Georges Vigarello (professeur agrégé, directeur d’études à l’École des hautes études en sciences sociales (EHESS) a développé avec brio une approche historique, en dégageant ce qui rassemble, mais surtout ce qui distingue les Jeux antiques dépourvus de records, les joutes médiévales réservées aux nobles, ou les carrousels du Grand Siècle reposant sur le beau geste, pour tente de déterminer ce que le sport moderne né à la fin du XIX siècle a inventé de nouveau. La nouveauté fondamentale, c’est qu’à la différence des époques antérieures, tout le monde peut en principe participer aux épreuves sportives. Le sport moderne suppose un système démocratique. Il propose aussi une mise en scène, l’organisation d’un spectacle. A cet égard, la mise en place du tour de France cycliste au début du siècle constitue un exemple majeur (avec le soutien du journal l’Auto). L’autre aspect saillant, c’est la diversification des aptitudes et l’inventivité que permet le sport moderne, qui ne repose plus sur la seule force physique. Ainsi, le sport propose un modèle idéal de société démocratique, qui reste cependant très fragile face aux menaces de tricherie, de ruse ou de violence. Sa préservation suppose une double responsabilité, aussi bien individuelle que collective.

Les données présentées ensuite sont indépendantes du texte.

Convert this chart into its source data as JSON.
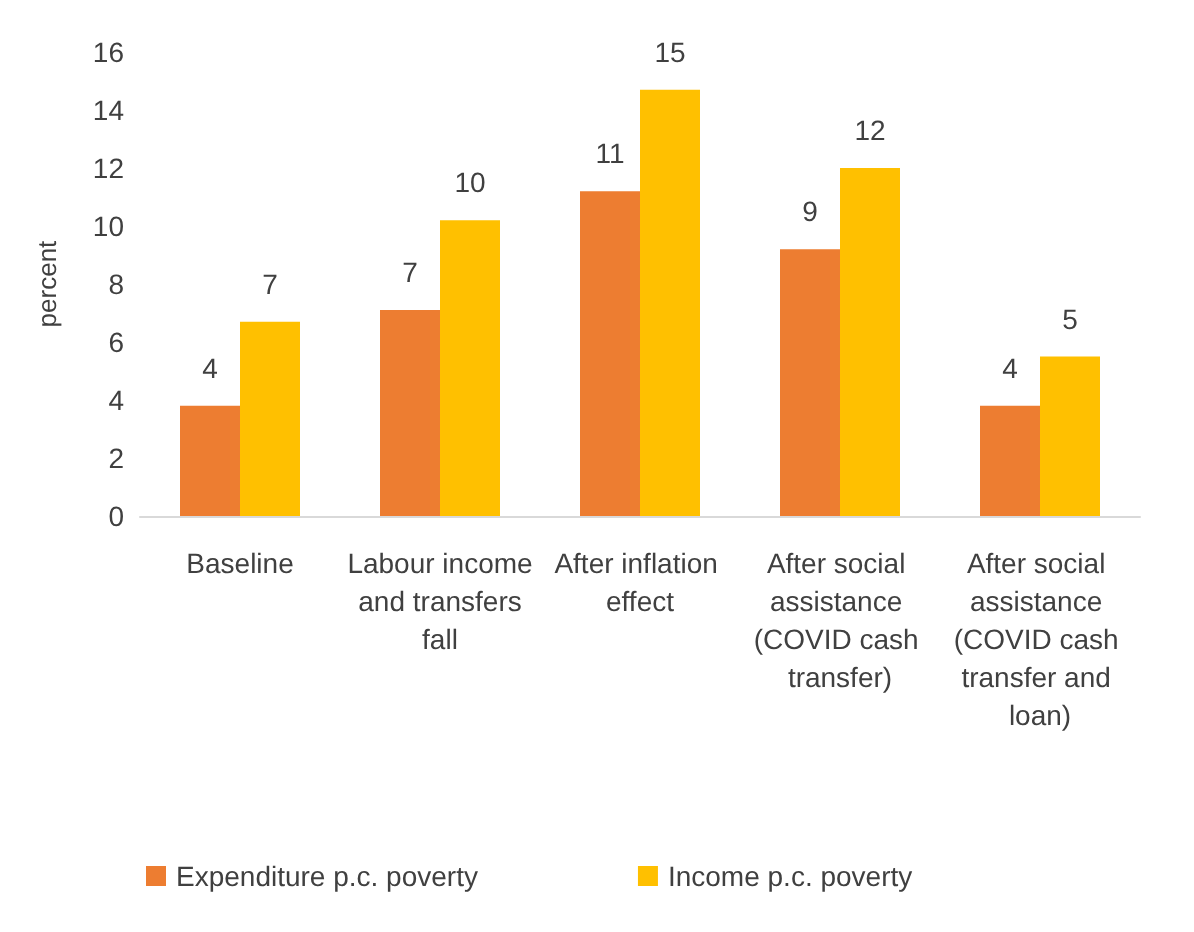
{
  "chart_data": {
    "type": "bar",
    "ylabel": "percent",
    "categories": [
      "Baseline",
      "Labour income and transfers fall",
      "After inflation effect",
      "After social assistance (COVID cash transfer)",
      "After social assistance (COVID cash transfer and loan)"
    ],
    "series": [
      {
        "name": "Expenditure p.c. poverty",
        "color": "#ed7d31",
        "values": [
          3.8,
          7.1,
          11.2,
          9.2,
          3.8
        ],
        "value_labels": [
          "4",
          "7",
          "11",
          "9",
          "4"
        ]
      },
      {
        "name": "Income p.c. poverty",
        "color": "#ffc000",
        "values": [
          6.7,
          10.2,
          14.7,
          12.0,
          5.5
        ],
        "value_labels": [
          "7",
          "10",
          "15",
          "12",
          "5"
        ]
      }
    ],
    "ylim": [
      0,
      16
    ],
    "yticks": [
      0,
      2,
      4,
      6,
      8,
      10,
      12,
      14,
      16
    ],
    "grid": false,
    "legend": "bottom"
  }
}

Une gouvernance en question

L’intervention de Jean-Pierre Karaquillo (professeur agrégé de droit à l’université de Limoges, co-fondateur du Centre de droit et d’économie du sport (CDES)) visait à démontrer la place du sport à travers le droit, et à souligner le développement du contentieux dans le sport, qui a engendré une abondante jurisprudence. Son propos a été illustré d’exemples variés, pris dans un passé proche ou plus éloigné.

Sport et politique

Enfin Roselyne Bachelot, ministre des sports de 2007 à 2010, a permis de souligner le lien qui unit le sport au pouvoir politique. Son ministère, adossé alors à celui de la santé, visait à promouvoir une conception hygiéniste du sport, au même titre que la structure adoptée aux Pays-Bas. Ailleurs, le département ministériel en charge des sports peut être adossé à l’Intérieur (Allemagne), à l’Education, à la Culture, voire à la Défense, comme nous avons pu le détailler dans un ouvrage réalisé par notre Think tank. La constitution d’un ministère des sports de plein exercice s’avère rarement une bonne solution, car il pèse alors d’un poids infime (moins de 0, 2% du budget de l’État). Et cet inconvénient est renforcé si le ministère est confié à un ancien sportif, dépourvu de tout réseau dans le monde de la politique et de l’administration.

L’ancienne ministre a narré ensuite son expérience avec Nicolas Sarkozy, président passionné de sport, qui est intervenu de façon incessante dans l’exercice de ses compétences, le point culminant étant sans doute atteint lors du déroulement malheureux de la coupe du monde en Afrique du Sud en 2010, les joueurs de l’équipe de France n’ayant pas hésité alors à se mettre en grève.

La femme politique refait surface lorsqu’elle exprime pour finir ses réserves sur le projet de réforme de la gouvernance du sport actuellement examiné au sein du gouvernement. Un sujet sur lequel notre Think tank s’est d’ailleurs exprimé.

 

Les échanges avec la salle ont permis à diverses personnes, dont Bernard Amsalem, vice-président du CNOSF, d’exprimer à nouveau une inquiétude sur le manque de moyens affectés au sport, tout en soutenant le projet de réforme. Sophie Dion, ex-conseillère du président Sarkozy, s’est exprimée sur les mesures environnementales liées à l’organisation des grands événements sportifs, et Gérald Simon s’est interrogé sur le fait que le sport continue à être assimilé un service public. La notion d’intérêt général a-t-elle encore un sens, et quels peuvent être à présent le rôle et la place de l’État dans le sport ? C’est en reprenant ces interrogations que la présidente de la section du rapport et des études Martine de Boisdeffre a conclu cette première conférence, en annonçant que ces questions occuperaient une place centrale dans le rapport que le Conseil d’État consacrera au sport en 2019, tout comme la question de l’inégalité territoriale.